Multi-vector embedding approaches represent data by splitting it into smaller segments and generating distinct embeddings for each part, rather than using a single vector for the entire input. This method is useful for capturing fine-grained details or diverse aspects of complex data. For example, a long document might be divided into paragraphs or sections, each encoded into its own vector. These vectors collectively provide a richer representation than a single embedding, enabling systems to better handle tasks like retrieval, where matching specific sub-components improves accuracy. The core idea is to break data into meaningful units and embed them separately, balancing depth and flexibility.
A practical application of multi-vector embeddings is in retrieval-augmented systems. Suppose a search engine needs to find relevant passages from a large corpus. Instead of embedding entire documents as single vectors, the system might split each document into chunks (e.g., sentences or paragraphs) and generate embeddings for each chunk. During a query, the system compares the query’s embedding against all chunk embeddings, identifying the most relevant sections rather than entire documents. This approach reduces noise and improves precision. Similarly, in e-commerce, a product description with multiple attributes (price, features, reviews) could use separate embeddings for each attribute, allowing searches to target specific aspects of the product without conflating unrelated details.
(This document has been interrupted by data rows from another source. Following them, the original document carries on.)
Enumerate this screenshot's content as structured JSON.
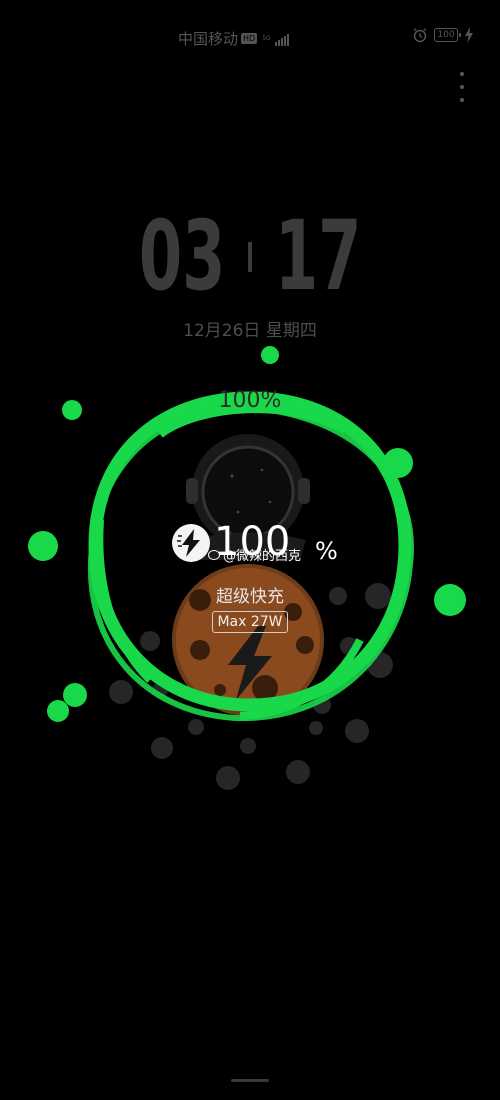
{
  "status_bar": {
    "carrier": "中国移动",
    "hd_badge": "HD",
    "network_type": "5G",
    "network_sub": "",
    "battery_level": "100",
    "icons": [
      "signal-icon",
      "alarm-icon",
      "battery-icon",
      "charging-icon"
    ]
  },
  "lock_screen": {
    "hours": "03",
    "minutes": "17",
    "date": "12月26日 星期四",
    "menu_icon": "more-vertical-icon"
  },
  "charging": {
    "top_percent": "100%",
    "percent_number": "100",
    "percent_sign": "%",
    "watermark": "@微辣的西克",
    "mode": "超级快充",
    "max_power": "Max 27W",
    "progress": 1.0,
    "colors": {
      "ring": "#19d84a",
      "planet": "#8b4a1e",
      "bolt": "#1a1a1a"
    }
  }
}
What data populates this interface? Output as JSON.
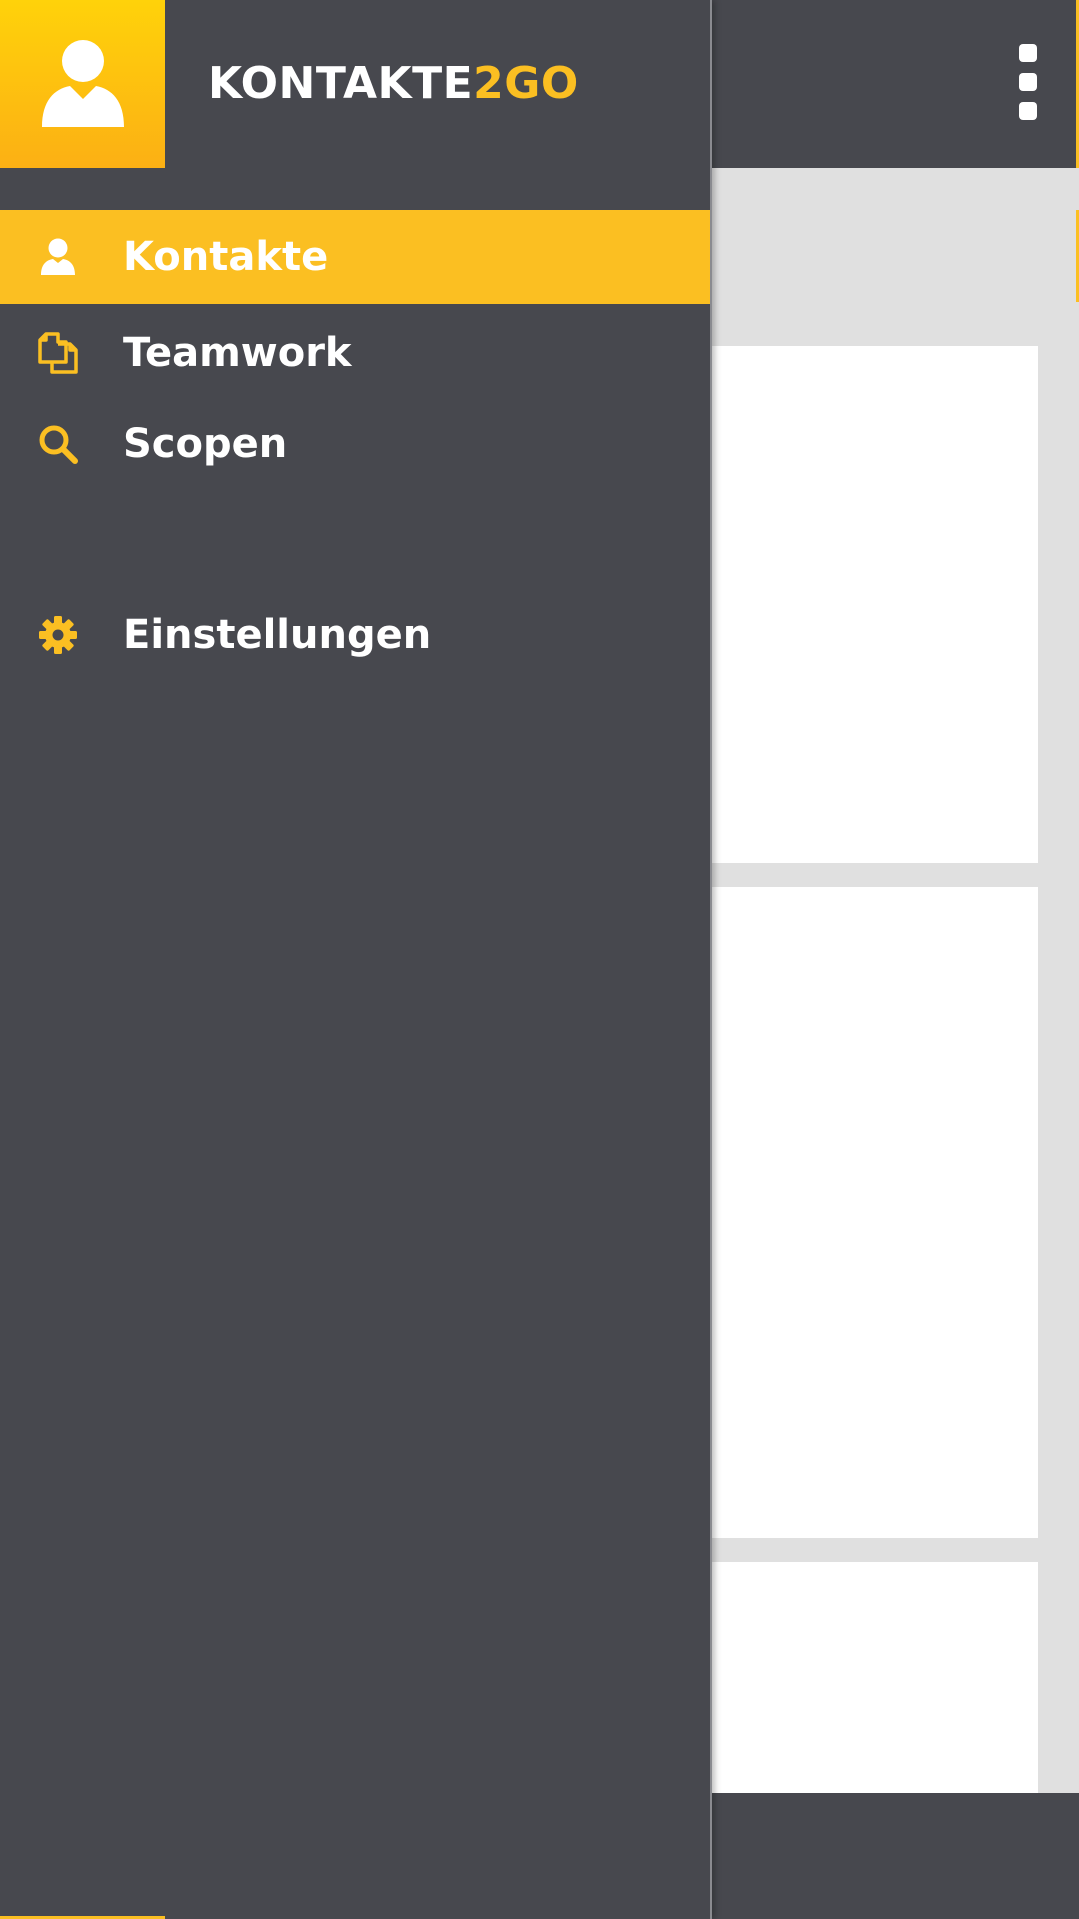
{
  "app": {
    "name_main": "KONTAKTE",
    "name_accent": "2GO"
  },
  "colors": {
    "drawer_bg": "#47484e",
    "accent": "#fbbf22",
    "content_bg": "#e0e0e0",
    "card_bg": "#ffffff"
  },
  "drawer": {
    "items": [
      {
        "label": "Kontakte",
        "icon": "person-icon",
        "active": true
      },
      {
        "label": "Teamwork",
        "icon": "documents-icon",
        "active": false
      },
      {
        "label": "Scopen",
        "icon": "search-icon",
        "active": false
      },
      {
        "label": "Einstellungen",
        "icon": "gear-icon",
        "active": false
      }
    ]
  },
  "topbar": {
    "overflow_icon": "more-vertical-icon"
  }
}
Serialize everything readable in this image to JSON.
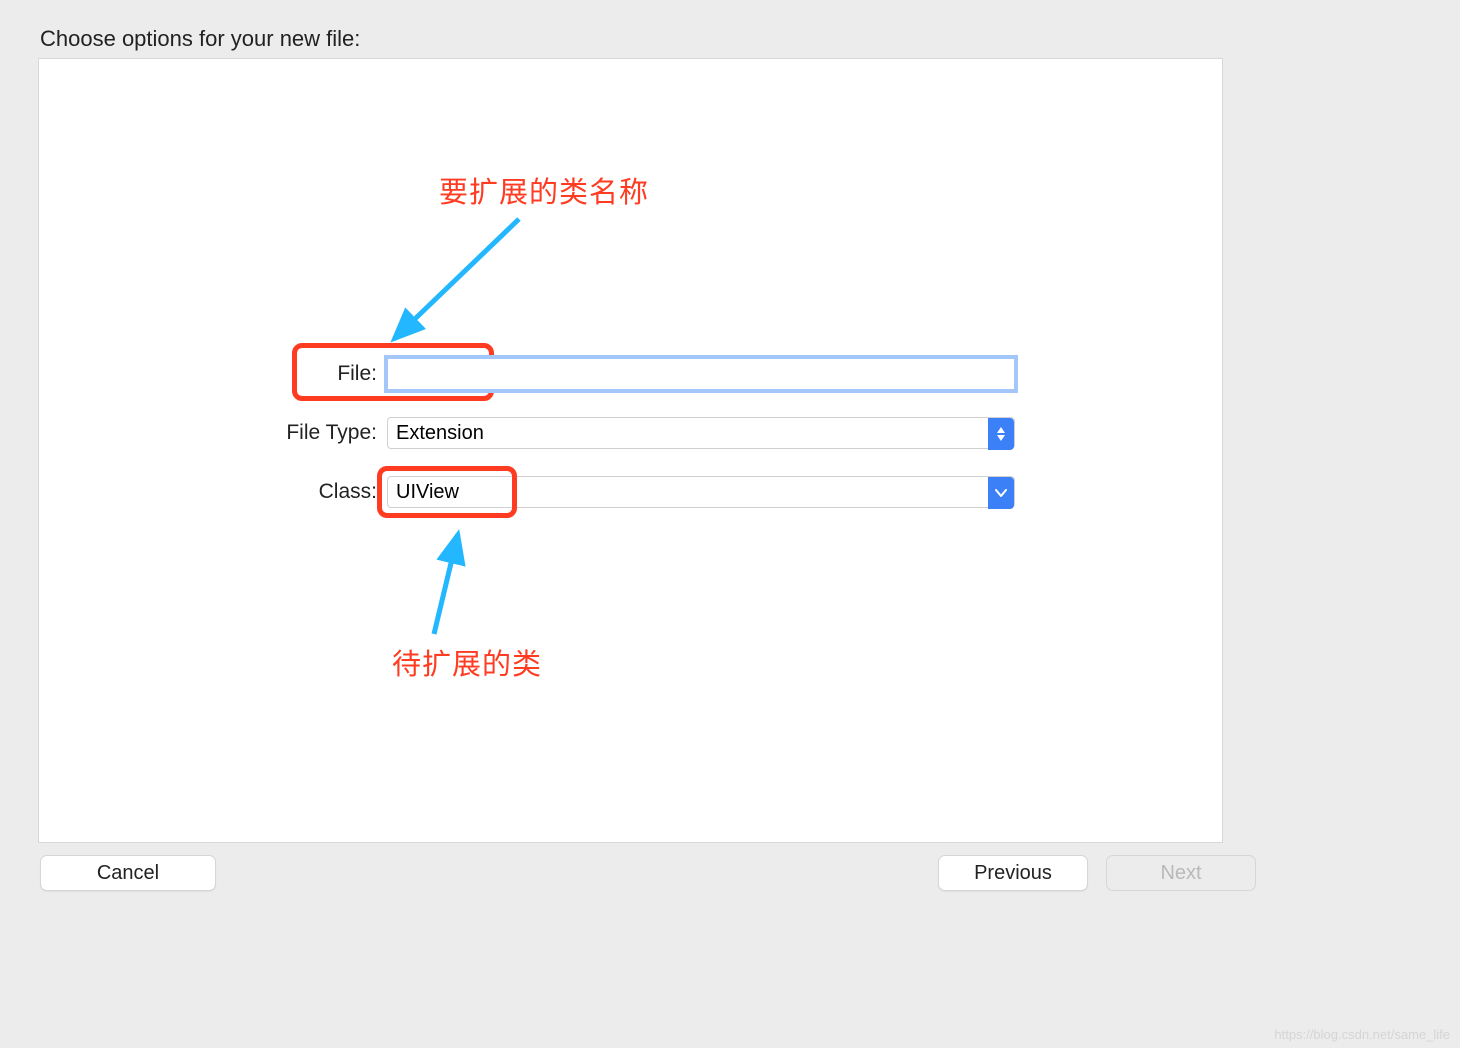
{
  "dialog": {
    "title": "Choose options for your new file:"
  },
  "form": {
    "file": {
      "label": "File:",
      "value": ""
    },
    "fileType": {
      "label": "File Type:",
      "value": "Extension"
    },
    "className": {
      "label": "Class:",
      "value": "UIView"
    }
  },
  "annotations": {
    "top": "要扩展的类名称",
    "bottom": "待扩展的类"
  },
  "buttons": {
    "cancel": "Cancel",
    "previous": "Previous",
    "next": "Next"
  },
  "watermark": "https://blog.csdn.net/same_life"
}
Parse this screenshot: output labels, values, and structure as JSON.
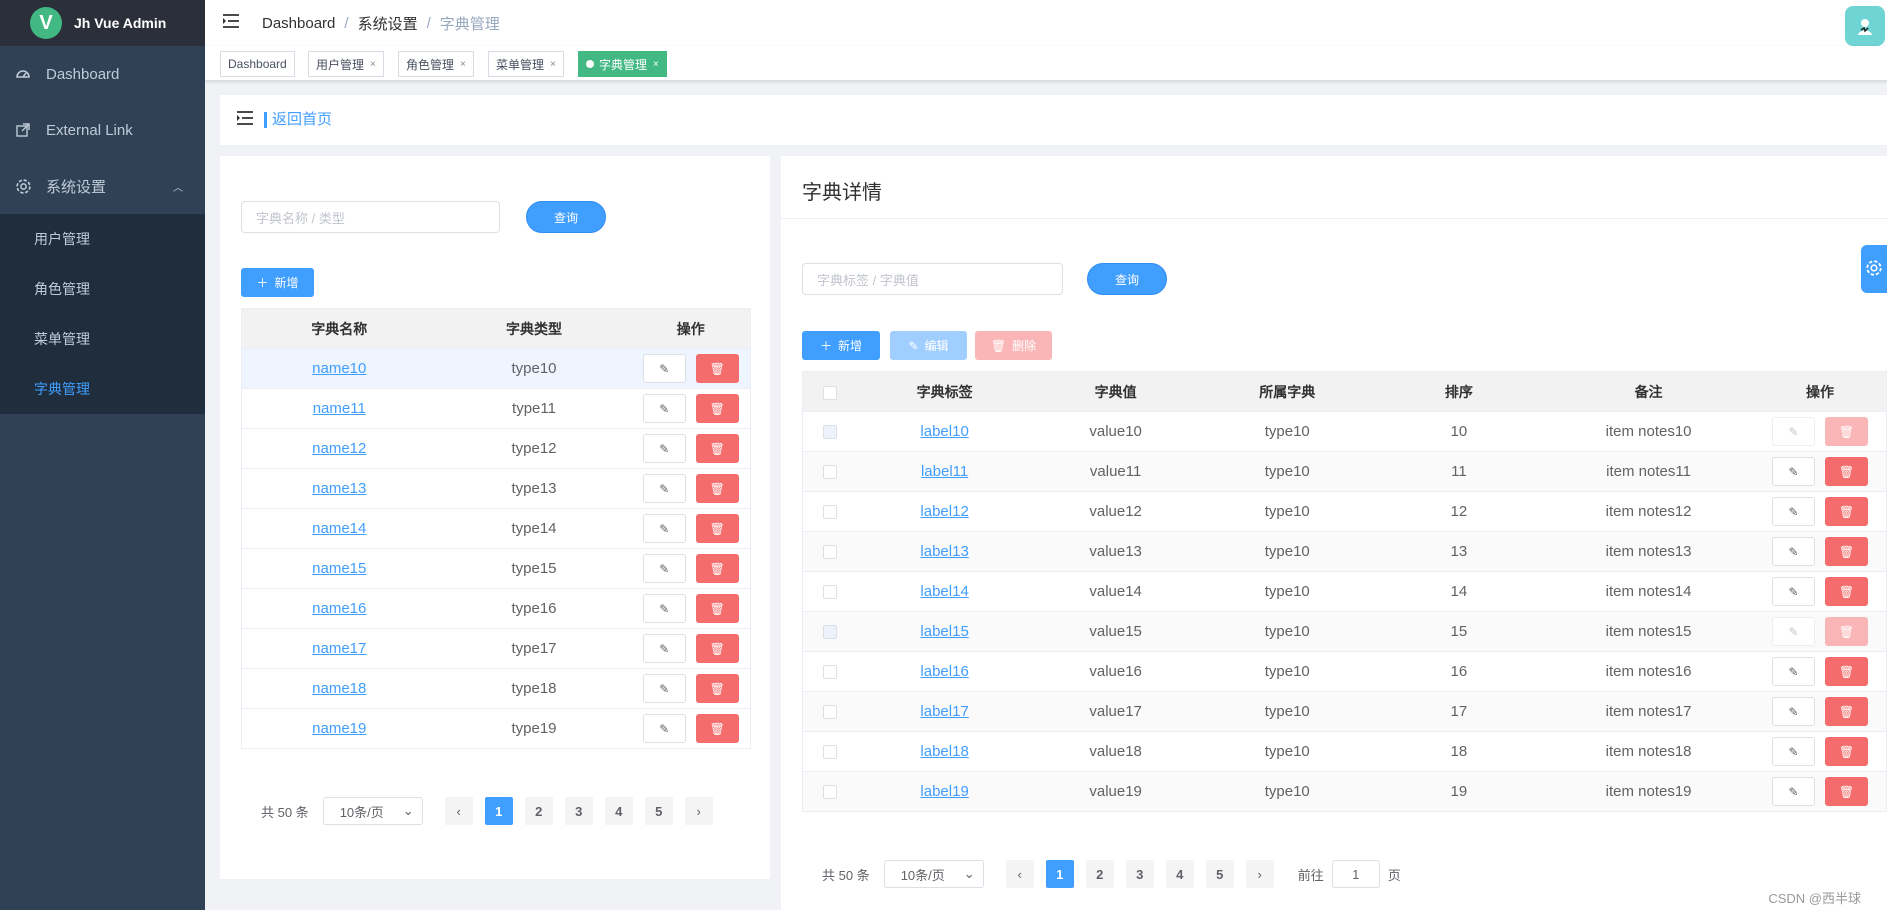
{
  "app": {
    "title": "Jh Vue Admin",
    "logo_letter": "V"
  },
  "sidebar": {
    "items": [
      {
        "label": "Dashboard",
        "icon": "dashboard-icon"
      },
      {
        "label": "External Link",
        "icon": "external-link-icon"
      },
      {
        "label": "系统设置",
        "icon": "gear-icon"
      }
    ],
    "submenu": [
      {
        "label": "用户管理"
      },
      {
        "label": "角色管理"
      },
      {
        "label": "菜单管理"
      },
      {
        "label": "字典管理",
        "active": true
      }
    ]
  },
  "breadcrumb": [
    "Dashboard",
    "系统设置",
    "字典管理"
  ],
  "tags": [
    {
      "label": "Dashboard",
      "closable": false
    },
    {
      "label": "用户管理",
      "closable": true
    },
    {
      "label": "角色管理",
      "closable": true
    },
    {
      "label": "菜单管理",
      "closable": true
    },
    {
      "label": "字典管理",
      "closable": true,
      "active": true
    }
  ],
  "header": {
    "back_label": "返回首页"
  },
  "left_panel": {
    "search_placeholder": "字典名称 / 类型",
    "search_label": "查询",
    "add_label": "新增",
    "columns": [
      "字典名称",
      "字典类型",
      "操作"
    ],
    "rows": [
      {
        "name": "name10",
        "type": "type10"
      },
      {
        "name": "name11",
        "type": "type11"
      },
      {
        "name": "name12",
        "type": "type12"
      },
      {
        "name": "name13",
        "type": "type13"
      },
      {
        "name": "name14",
        "type": "type14"
      },
      {
        "name": "name15",
        "type": "type15"
      },
      {
        "name": "name16",
        "type": "type16"
      },
      {
        "name": "name17",
        "type": "type17"
      },
      {
        "name": "name18",
        "type": "type18"
      },
      {
        "name": "name19",
        "type": "type19"
      }
    ],
    "pagination": {
      "total": "共 50 条",
      "page_size": "10条/页",
      "pages": [
        "1",
        "2",
        "3",
        "4",
        "5"
      ],
      "current": "1"
    }
  },
  "right_panel": {
    "title": "字典详情",
    "search_placeholder": "字典标签 / 字典值",
    "search_label": "查询",
    "add_label": "新增",
    "edit_label": "编辑",
    "delete_label": "删除",
    "columns": [
      "字典标签",
      "字典值",
      "所属字典",
      "排序",
      "备注",
      "操作"
    ],
    "rows": [
      {
        "label": "label10",
        "value": "value10",
        "dict": "type10",
        "sort": "10",
        "notes": "item notes10",
        "disabled": true
      },
      {
        "label": "label11",
        "value": "value11",
        "dict": "type10",
        "sort": "11",
        "notes": "item notes11",
        "disabled": false
      },
      {
        "label": "label12",
        "value": "value12",
        "dict": "type10",
        "sort": "12",
        "notes": "item notes12",
        "disabled": false
      },
      {
        "label": "label13",
        "value": "value13",
        "dict": "type10",
        "sort": "13",
        "notes": "item notes13",
        "disabled": false
      },
      {
        "label": "label14",
        "value": "value14",
        "dict": "type10",
        "sort": "14",
        "notes": "item notes14",
        "disabled": false
      },
      {
        "label": "label15",
        "value": "value15",
        "dict": "type10",
        "sort": "15",
        "notes": "item notes15",
        "disabled": true
      },
      {
        "label": "label16",
        "value": "value16",
        "dict": "type10",
        "sort": "16",
        "notes": "item notes16",
        "disabled": false
      },
      {
        "label": "label17",
        "value": "value17",
        "dict": "type10",
        "sort": "17",
        "notes": "item notes17",
        "disabled": false
      },
      {
        "label": "label18",
        "value": "value18",
        "dict": "type10",
        "sort": "18",
        "notes": "item notes18",
        "disabled": false
      },
      {
        "label": "label19",
        "value": "value19",
        "dict": "type10",
        "sort": "19",
        "notes": "item notes19",
        "disabled": false
      }
    ],
    "pagination": {
      "total": "共 50 条",
      "page_size": "10条/页",
      "pages": [
        "1",
        "2",
        "3",
        "4",
        "5"
      ],
      "current": "1",
      "goto_prefix": "前往",
      "goto_value": "1",
      "goto_suffix": "页"
    }
  },
  "watermark": "CSDN @西半球",
  "colors": {
    "primary": "#409eff",
    "danger": "#f56c6c",
    "sidebar": "#304156",
    "active_tag": "#42b983"
  }
}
However, multi-vector approaches introduce trade-offs. Storing and processing numerous vectors increases computational and memory costs. For instance, a 10-page document split into 50 paragraphs requires 50 embeddings instead of one, scaling storage needs linearly with data volume. Retrieval also becomes more complex: searching across thousands of vectors per item demands efficient indexing, like approximate nearest neighbor algorithms (e.g., FAISS) to avoid latency. Developers must balance granularity with practicality—choosing segment sizes (e.g., sentences vs. paragraphs) that suit the task. While multi-vector embeddings add overhead, their ability to capture nuanced data often justifies the cost in scenarios where precision outweighs resource constraints.